BAS World
- Company type: Private
- Industry: Automotive
- Founded: 1992
- Headquarters: Veghel, The Netherlands
- Website: www.basworld.com

= BAS World =

Dutch Automotive company

BAS World also known as Brabant Automobile Service is a Dutch company that offers a platform to buy and sell commercial vehicles machinery and equipment.

== History ==
BAS World was started in 1992 when BAS Trucks were created and in the following year multiple subgroups were added. In 2021 the name "BAS World" was created for all the sub categories. BAS World is headquartered in Veghel, The Netherlands and operates as a subsidiary of BAS Group.
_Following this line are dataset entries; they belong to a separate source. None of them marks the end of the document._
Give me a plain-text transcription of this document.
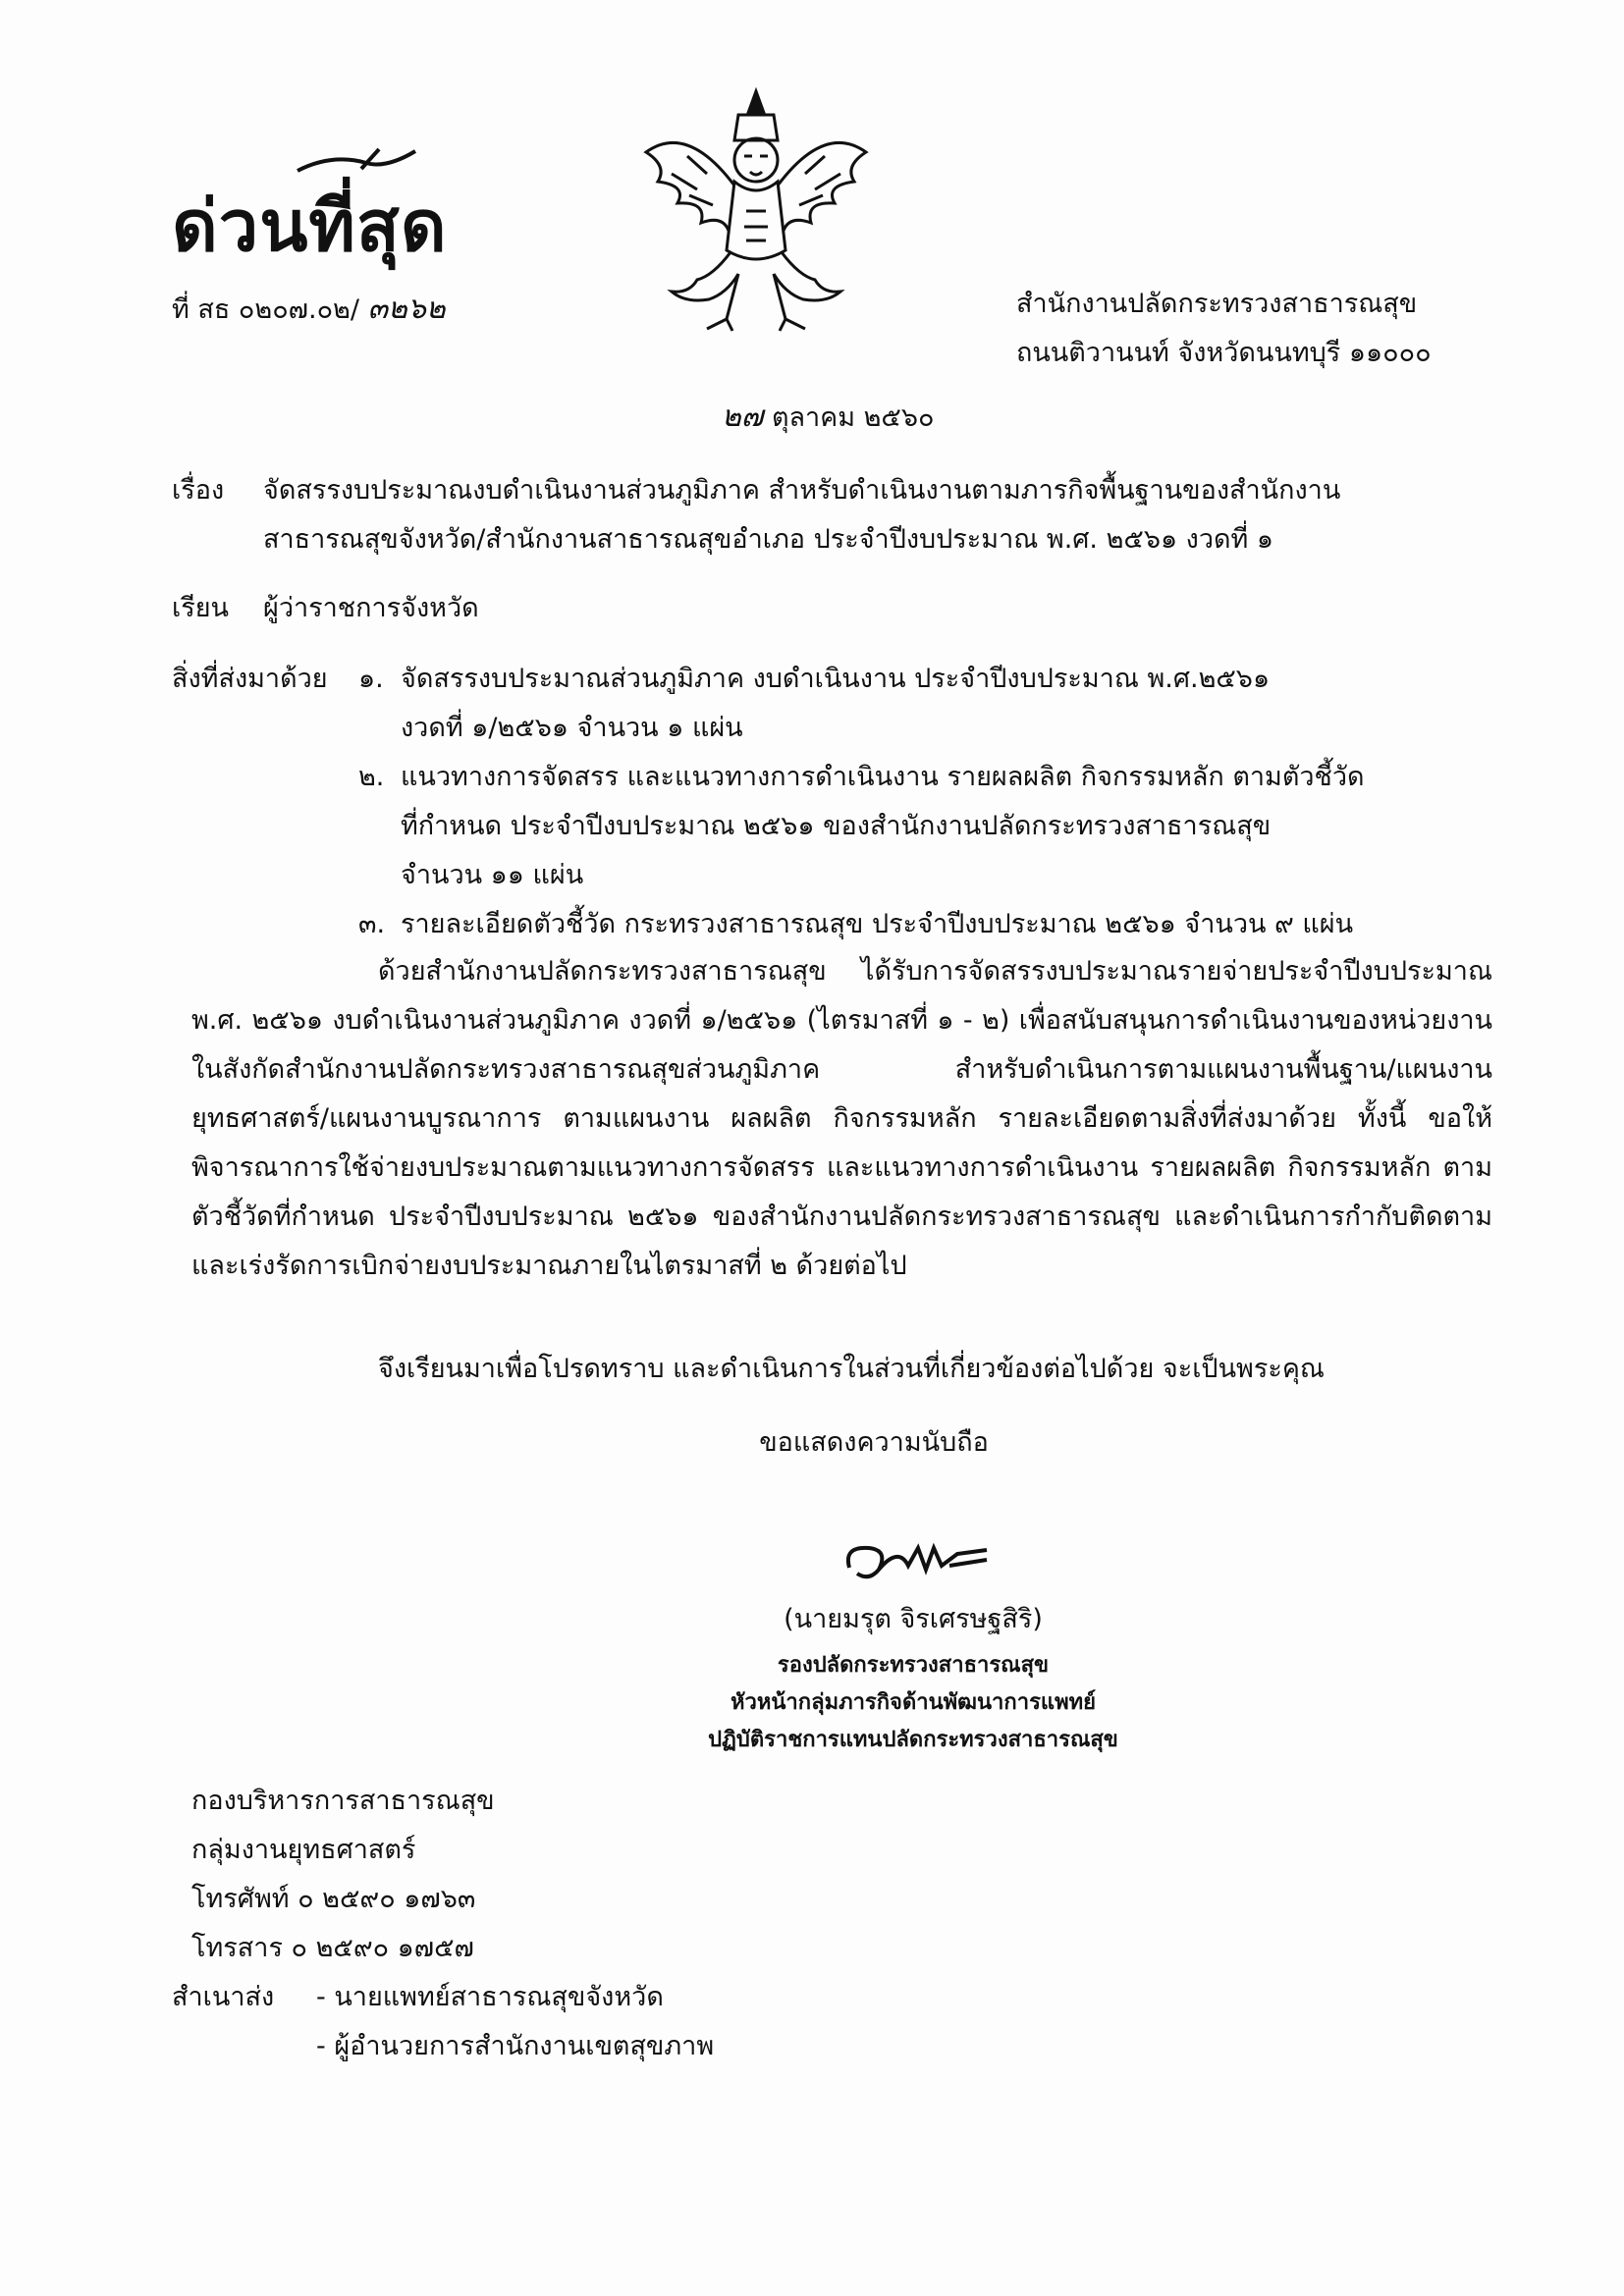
ด่วนที่สุด
ที่ สธ ๐๒๐๗.๐๒/ ๓๒๖๒	สำนักงานปลัดกระทรวงสาธารณสุข
ถนนติวานนท์ จังหวัดนนทบุรี ๑๑๐๐๐
๒๗ ตุลาคม ๒๕๖๐
เรื่อง จัดสรรงบประมาณงบดำเนินงานส่วนภูมิภาค สำหรับดำเนินงานตามภารกิจพื้นฐานของสำนักงาน
สาธารณสุขจังหวัด/สำนักงานสาธารณสุขอำเภอ ประจำปีงบประมาณ พ.ศ. ๒๕๖๑ งวดที่ ๑
เรียน ผู้ว่าราชการจังหวัด
สิ่งที่ส่งมาด้วย ๑. จัดสรรงบประมาณส่วนภูมิภาค งบดำเนินงาน ประจำปีงบประมาณ พ.ศ.๒๕๖๑
งวดที่ ๑/๒๕๖๑ จำนวน ๑ แผ่น
๒. แนวทางการจัดสรร และแนวทางการดำเนินงาน รายผลผลิต กิจกรรมหลัก ตามตัวชี้วัด
ที่กำหนด ประจำปีงบประมาณ ๒๕๖๑ ของสำนักงานปลัดกระทรวงสาธารณสุข
จำนวน ๑๑ แผ่น
๓. รายละเอียดตัวชี้วัด กระทรวงสาธารณสุข ประจำปีงบประมาณ ๒๕๖๑ จำนวน ๙ แผ่น
ด้วยสำนักงานปลัดกระทรวงสาธารณสุข ได้รับการจัดสรรงบประมาณรายจ่ายประจำปีงบประมาณ พ.ศ. ๒๕๖๑ งบดำเนินงานส่วนภูมิภาค งวดที่ ๑/๒๕๖๑ (ไตรมาสที่ ๑ - ๒) เพื่อสนับสนุนการดำเนินงานของหน่วยงานในสังกัดสำนักงานปลัดกระทรวงสาธารณสุขส่วนภูมิภาค สำหรับดำเนินการตามแผนงานพื้นฐาน/แผนงานยุทธศาสตร์/แผนงานบูรณาการ ตามแผนงาน ผลผลิต กิจกรรมหลัก รายละเอียดตามสิ่งที่ส่งมาด้วย ทั้งนี้ ขอให้พิจารณาการใช้จ่ายงบประมาณตามแนวทางการจัดสรร และแนวทางการดำเนินงาน รายผลผลิต กิจกรรมหลัก ตามตัวชี้วัดที่กำหนด ประจำปีงบประมาณ ๒๕๖๑ ของสำนักงานปลัดกระทรวงสาธารณสุข และดำเนินการกำกับติดตามและเร่งรัดการเบิกจ่ายงบประมาณภายในไตรมาสที่ ๒ ด้วยต่อไป
จึงเรียนมาเพื่อโปรดทราบ และดำเนินการในส่วนที่เกี่ยวข้องต่อไปด้วย จะเป็นพระคุณ
ขอแสดงความนับถือ
(นายมรุต จิรเศรษฐสิริ)
รองปลัดกระทรวงสาธารณสุข
หัวหน้ากลุ่มภารกิจด้านพัฒนาการแพทย์
ปฏิบัติราชการแทนปลัดกระทรวงสาธารณสุข
กองบริหารการสาธารณสุข
กลุ่มงานยุทธศาสตร์
โทรศัพท์ ๐ ๒๕๙๐ ๑๗๖๓
โทรสาร ๐ ๒๕๙๐ ๑๗๕๗
สำเนาส่ง - นายแพทย์สาธารณสุขจังหวัด
- ผู้อำนวยการสำนักงานเขตสุขภาพ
Since 1962 the main owner of BAS was Martin van Heertum. The sons Casper and Bas van Heertum worked for the company from 1992. However, when the disaster struck in 2000 and their father died of an intracerebral hemorrhage, the brothers decided to continue the business and took over the company. Originally founded 60 years ago as Brabant Automobile Service, the company has evolved significantly through comprehensive digitalization.

== Business model ==
BAS World provides a platform where sellers can showcase their vehicles and equipment to an international audience of potential buyers. Simultaneously, it enables buyers to explore and compare a wide range of commercial vehicles and equipment from around the world, granting them access to an extensive selection of options.